Dadurch fallen gleichzeitig fünf Doppelzimmer weg, so dass unterm Strich die vom Land vorgegebenen Anforderungen nicht nur erreicht, sondern sogar übererfüllt werden. In Summe steigt die Zahl der Betreuungsplätze jedoch nur von 53 auf 54.

Zum offiziellen Start der Bauarbeiten war am Dienstag nicht nur Bernd Bogert erschienen, Geschäftsführer der St. Gereon Seniorendienste. Zum Spaten griffen außerdem Architekt Günter Quasten, Pfarrer Konrad Barisch sowie Maria Frenken und Gertrud Fronhoven aus dem Beirat des Christinenstiftes.

Zinsgünstiges Landesdarlehen

Dessen Konzept mit den Hausgemeinschaften hat nach Worten Bogerts das Pflegeministerium in Düsseldorf so beeindruckt, dass es ein zinsgünstiges Darlehen zur Verfügung stellt.
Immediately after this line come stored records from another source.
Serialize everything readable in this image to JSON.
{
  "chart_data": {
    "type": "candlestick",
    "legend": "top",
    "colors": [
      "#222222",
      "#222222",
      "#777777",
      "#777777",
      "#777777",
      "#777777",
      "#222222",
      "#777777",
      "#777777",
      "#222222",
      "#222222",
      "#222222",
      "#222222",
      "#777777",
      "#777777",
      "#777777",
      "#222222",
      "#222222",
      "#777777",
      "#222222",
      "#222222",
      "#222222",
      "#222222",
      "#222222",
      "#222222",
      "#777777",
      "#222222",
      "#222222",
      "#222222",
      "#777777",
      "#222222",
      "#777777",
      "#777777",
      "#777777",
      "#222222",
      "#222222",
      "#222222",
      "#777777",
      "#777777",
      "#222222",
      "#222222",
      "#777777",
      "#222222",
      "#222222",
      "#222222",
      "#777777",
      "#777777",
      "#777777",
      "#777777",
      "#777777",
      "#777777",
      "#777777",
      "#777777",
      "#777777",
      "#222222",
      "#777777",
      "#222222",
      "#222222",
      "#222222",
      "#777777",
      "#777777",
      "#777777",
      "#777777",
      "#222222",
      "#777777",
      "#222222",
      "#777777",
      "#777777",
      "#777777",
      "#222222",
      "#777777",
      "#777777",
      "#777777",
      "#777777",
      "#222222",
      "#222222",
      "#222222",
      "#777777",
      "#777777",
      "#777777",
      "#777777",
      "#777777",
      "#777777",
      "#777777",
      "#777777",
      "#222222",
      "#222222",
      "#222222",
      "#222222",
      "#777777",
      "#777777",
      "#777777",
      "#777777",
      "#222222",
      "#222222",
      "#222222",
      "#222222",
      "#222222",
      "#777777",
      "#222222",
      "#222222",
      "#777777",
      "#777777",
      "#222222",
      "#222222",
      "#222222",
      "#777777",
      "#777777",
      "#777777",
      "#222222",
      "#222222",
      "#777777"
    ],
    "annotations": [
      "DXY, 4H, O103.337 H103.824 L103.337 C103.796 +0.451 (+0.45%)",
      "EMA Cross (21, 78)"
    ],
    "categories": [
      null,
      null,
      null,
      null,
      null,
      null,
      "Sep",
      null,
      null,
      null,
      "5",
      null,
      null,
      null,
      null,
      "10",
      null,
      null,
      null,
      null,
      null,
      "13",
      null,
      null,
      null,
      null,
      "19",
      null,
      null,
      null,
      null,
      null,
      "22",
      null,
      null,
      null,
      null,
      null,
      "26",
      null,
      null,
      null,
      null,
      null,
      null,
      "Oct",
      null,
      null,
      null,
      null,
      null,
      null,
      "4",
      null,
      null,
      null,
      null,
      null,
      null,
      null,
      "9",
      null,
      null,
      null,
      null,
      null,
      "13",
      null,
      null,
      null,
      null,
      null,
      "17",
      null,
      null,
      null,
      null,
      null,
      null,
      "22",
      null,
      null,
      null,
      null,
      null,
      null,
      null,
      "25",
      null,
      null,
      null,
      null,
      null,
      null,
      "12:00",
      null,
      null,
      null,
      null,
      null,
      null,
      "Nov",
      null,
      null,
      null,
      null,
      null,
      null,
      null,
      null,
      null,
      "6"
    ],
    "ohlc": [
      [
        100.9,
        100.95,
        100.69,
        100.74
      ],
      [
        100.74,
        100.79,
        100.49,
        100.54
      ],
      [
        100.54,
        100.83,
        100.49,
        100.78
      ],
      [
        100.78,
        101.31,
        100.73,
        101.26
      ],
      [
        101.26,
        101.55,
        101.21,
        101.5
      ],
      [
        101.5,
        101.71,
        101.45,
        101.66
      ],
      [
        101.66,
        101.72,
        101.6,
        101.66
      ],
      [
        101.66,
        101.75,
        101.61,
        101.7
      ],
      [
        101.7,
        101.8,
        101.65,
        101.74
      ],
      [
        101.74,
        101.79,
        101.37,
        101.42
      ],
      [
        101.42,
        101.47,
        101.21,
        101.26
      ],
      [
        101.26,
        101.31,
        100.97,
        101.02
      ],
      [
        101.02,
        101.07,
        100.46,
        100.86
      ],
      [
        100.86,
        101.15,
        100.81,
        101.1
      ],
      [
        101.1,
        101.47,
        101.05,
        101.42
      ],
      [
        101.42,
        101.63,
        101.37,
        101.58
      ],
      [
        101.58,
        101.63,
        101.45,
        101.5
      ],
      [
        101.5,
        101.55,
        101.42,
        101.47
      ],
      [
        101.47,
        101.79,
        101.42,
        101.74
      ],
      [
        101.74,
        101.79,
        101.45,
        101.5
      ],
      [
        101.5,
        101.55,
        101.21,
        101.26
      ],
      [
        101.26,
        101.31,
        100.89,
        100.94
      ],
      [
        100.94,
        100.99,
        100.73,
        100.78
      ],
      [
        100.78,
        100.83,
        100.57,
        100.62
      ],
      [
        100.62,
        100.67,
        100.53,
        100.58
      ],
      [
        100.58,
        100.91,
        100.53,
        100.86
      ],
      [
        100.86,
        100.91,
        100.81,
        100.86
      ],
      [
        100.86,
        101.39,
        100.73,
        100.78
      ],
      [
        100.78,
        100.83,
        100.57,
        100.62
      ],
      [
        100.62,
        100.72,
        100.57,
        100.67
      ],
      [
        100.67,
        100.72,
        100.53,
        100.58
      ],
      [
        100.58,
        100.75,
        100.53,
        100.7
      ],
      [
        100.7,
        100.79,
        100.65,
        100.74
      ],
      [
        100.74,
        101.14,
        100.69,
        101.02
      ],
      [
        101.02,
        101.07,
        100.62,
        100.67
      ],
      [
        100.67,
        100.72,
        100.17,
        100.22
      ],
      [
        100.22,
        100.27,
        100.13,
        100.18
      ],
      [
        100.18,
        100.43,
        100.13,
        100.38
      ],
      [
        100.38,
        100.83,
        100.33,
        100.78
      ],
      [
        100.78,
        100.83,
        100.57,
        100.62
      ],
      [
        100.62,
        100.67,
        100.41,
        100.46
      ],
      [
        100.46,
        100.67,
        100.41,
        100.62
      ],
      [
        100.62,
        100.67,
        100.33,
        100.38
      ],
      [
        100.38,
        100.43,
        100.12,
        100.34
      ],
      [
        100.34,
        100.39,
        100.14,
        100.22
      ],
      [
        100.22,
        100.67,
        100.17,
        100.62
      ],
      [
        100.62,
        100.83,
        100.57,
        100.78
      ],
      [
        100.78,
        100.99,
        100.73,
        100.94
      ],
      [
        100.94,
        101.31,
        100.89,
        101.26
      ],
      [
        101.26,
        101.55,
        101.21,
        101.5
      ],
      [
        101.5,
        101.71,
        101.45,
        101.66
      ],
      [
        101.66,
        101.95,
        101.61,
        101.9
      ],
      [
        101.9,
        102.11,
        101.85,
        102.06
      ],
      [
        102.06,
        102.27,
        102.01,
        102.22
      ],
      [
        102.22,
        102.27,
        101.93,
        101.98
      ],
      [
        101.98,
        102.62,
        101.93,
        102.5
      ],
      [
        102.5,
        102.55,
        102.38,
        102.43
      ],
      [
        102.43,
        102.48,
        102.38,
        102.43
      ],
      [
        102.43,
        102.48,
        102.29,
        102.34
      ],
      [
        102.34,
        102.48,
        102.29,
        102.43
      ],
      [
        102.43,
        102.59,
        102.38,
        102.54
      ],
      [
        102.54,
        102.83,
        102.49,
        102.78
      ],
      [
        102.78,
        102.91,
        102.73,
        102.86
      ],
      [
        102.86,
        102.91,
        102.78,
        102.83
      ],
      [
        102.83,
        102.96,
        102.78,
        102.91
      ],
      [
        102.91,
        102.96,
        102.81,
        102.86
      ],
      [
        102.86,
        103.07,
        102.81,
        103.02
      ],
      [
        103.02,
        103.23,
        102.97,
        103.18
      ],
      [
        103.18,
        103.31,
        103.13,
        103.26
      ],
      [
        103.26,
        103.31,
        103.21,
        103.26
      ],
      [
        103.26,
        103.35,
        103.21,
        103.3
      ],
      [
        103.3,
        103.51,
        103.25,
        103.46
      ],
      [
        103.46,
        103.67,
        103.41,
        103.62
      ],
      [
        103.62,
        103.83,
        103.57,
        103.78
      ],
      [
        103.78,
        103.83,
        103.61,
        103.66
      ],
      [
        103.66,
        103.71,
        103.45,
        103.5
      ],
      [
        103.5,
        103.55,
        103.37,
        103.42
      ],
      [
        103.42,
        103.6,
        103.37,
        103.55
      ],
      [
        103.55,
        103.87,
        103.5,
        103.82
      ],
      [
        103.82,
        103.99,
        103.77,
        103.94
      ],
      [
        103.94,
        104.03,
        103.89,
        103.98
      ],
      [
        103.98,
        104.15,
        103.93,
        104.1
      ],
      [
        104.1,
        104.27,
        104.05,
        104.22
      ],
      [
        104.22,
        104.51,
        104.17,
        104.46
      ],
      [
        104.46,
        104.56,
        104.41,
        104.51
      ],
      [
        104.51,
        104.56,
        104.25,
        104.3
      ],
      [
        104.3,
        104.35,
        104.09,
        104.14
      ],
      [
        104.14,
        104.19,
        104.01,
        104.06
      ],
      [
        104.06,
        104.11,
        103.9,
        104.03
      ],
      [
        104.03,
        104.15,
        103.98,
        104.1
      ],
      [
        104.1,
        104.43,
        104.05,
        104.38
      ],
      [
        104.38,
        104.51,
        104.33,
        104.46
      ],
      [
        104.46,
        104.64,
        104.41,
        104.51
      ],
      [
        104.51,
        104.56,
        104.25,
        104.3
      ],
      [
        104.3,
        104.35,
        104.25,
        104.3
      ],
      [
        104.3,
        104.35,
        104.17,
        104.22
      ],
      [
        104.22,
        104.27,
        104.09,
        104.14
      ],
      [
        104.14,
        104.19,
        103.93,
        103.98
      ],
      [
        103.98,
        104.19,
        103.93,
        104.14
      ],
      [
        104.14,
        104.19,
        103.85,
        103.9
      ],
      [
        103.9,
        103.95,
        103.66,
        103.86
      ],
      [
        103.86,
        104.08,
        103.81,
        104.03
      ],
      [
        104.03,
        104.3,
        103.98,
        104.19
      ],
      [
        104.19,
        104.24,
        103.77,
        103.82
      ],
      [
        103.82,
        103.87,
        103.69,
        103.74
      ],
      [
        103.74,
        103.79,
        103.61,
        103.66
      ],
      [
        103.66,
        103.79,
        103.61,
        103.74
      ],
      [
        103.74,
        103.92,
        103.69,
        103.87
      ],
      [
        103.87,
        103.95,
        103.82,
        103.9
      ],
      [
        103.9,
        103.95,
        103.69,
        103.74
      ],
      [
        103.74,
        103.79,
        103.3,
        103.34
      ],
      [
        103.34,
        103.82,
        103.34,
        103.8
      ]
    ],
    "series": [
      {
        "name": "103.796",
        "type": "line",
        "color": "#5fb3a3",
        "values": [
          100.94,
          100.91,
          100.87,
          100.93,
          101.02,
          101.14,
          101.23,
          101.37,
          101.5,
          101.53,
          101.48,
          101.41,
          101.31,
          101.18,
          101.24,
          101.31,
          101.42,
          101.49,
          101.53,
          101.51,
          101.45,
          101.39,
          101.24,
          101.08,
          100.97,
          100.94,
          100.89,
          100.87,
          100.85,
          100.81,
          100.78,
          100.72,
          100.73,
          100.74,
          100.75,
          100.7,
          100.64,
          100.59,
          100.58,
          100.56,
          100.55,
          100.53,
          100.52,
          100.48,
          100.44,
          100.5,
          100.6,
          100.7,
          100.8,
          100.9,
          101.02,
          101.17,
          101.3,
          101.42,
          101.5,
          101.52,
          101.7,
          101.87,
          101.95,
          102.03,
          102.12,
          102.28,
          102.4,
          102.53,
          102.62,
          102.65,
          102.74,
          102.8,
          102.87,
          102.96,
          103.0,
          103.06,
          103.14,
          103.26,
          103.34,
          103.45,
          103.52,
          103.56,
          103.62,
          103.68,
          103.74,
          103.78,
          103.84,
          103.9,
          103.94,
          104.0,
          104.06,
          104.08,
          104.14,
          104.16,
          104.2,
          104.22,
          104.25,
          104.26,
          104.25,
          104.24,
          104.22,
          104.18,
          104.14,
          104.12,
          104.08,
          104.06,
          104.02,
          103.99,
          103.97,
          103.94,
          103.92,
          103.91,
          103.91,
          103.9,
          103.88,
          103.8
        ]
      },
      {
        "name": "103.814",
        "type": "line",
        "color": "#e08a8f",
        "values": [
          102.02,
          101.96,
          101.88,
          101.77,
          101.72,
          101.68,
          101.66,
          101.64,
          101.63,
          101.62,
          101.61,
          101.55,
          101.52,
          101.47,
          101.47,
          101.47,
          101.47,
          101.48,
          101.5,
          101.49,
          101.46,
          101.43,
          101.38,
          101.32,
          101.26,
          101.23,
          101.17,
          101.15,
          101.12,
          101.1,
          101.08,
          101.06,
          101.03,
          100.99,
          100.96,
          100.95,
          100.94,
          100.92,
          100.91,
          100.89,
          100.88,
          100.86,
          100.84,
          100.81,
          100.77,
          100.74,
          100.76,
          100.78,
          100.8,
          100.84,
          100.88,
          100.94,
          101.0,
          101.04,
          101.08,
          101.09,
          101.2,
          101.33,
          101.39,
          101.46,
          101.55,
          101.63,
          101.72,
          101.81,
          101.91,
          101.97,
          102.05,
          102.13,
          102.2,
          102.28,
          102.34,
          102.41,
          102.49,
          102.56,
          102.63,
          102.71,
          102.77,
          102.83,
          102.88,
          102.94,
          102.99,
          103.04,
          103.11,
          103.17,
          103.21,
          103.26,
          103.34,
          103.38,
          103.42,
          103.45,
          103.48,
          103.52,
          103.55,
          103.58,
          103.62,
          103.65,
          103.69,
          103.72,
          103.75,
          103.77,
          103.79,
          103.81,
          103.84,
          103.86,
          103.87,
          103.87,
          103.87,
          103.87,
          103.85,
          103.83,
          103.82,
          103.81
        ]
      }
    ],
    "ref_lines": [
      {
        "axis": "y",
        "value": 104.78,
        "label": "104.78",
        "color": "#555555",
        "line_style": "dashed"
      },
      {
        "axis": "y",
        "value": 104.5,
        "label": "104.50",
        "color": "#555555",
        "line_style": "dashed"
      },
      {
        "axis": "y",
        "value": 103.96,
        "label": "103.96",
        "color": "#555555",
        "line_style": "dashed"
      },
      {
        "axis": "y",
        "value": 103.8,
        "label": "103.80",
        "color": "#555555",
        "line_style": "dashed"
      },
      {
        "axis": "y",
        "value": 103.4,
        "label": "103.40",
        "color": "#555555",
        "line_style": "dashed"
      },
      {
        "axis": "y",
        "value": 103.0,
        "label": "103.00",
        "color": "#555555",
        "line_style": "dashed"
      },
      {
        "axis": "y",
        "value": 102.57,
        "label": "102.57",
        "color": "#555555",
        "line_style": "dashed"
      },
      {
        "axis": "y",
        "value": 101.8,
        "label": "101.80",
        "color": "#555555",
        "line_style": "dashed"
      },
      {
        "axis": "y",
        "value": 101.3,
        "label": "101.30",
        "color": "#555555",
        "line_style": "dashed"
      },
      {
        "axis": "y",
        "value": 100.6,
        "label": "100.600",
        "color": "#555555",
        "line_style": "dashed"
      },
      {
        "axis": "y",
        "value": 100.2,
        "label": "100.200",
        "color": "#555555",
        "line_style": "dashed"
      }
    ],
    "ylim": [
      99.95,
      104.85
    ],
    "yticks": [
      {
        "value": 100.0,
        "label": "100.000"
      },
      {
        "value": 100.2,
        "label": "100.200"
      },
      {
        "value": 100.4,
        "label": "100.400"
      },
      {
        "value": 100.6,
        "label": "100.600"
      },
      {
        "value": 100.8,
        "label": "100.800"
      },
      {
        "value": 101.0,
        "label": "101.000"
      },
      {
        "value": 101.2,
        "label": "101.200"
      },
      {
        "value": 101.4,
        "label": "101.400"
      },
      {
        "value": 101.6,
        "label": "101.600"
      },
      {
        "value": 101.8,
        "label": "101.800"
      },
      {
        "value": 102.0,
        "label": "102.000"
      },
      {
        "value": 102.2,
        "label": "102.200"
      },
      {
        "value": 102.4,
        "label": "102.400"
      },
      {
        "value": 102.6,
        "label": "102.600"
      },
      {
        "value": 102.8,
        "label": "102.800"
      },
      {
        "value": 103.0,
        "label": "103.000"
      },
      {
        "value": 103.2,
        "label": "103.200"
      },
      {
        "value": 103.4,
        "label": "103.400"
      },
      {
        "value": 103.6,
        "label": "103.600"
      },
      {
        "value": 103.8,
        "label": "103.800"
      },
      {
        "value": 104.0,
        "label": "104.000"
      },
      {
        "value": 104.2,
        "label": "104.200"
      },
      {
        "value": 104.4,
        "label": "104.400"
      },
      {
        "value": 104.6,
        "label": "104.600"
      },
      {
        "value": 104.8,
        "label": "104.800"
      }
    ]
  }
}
Aktuell erhielt das Konzept von der Alzheimergesellschaft als erste Einrichtung in NRW das Qualitätssiegel Demenz.

Bevor auch Linnichs Bürgermeister Wolfgang Witkopp das Spatenblatt in den Boden senkte, erinnerte er an die vergeblichen Bemühungen, in der laufenden Legislaturperiode ein Jugendparlament und einen Seniorenbeirat zu begründen. „Es ist wichtig, die Menschen zusammenzubringen“, solle nach der Kommunalwahl ein Generationenrat aus der Taufe gehoben werden.

Zudem erinnerte der Bürgermeister daran, dass in unmittelbarer Nachbarschaft zum Christinenstift ein Baugebiet für junge Familien entstehen werde. In Verbindung mit der vorbildlichen Arbeit, die im Stift geleistet wird, sei Gereonsweiler damit ein Musterbeispiel für das Linnicher Stadtgebiet.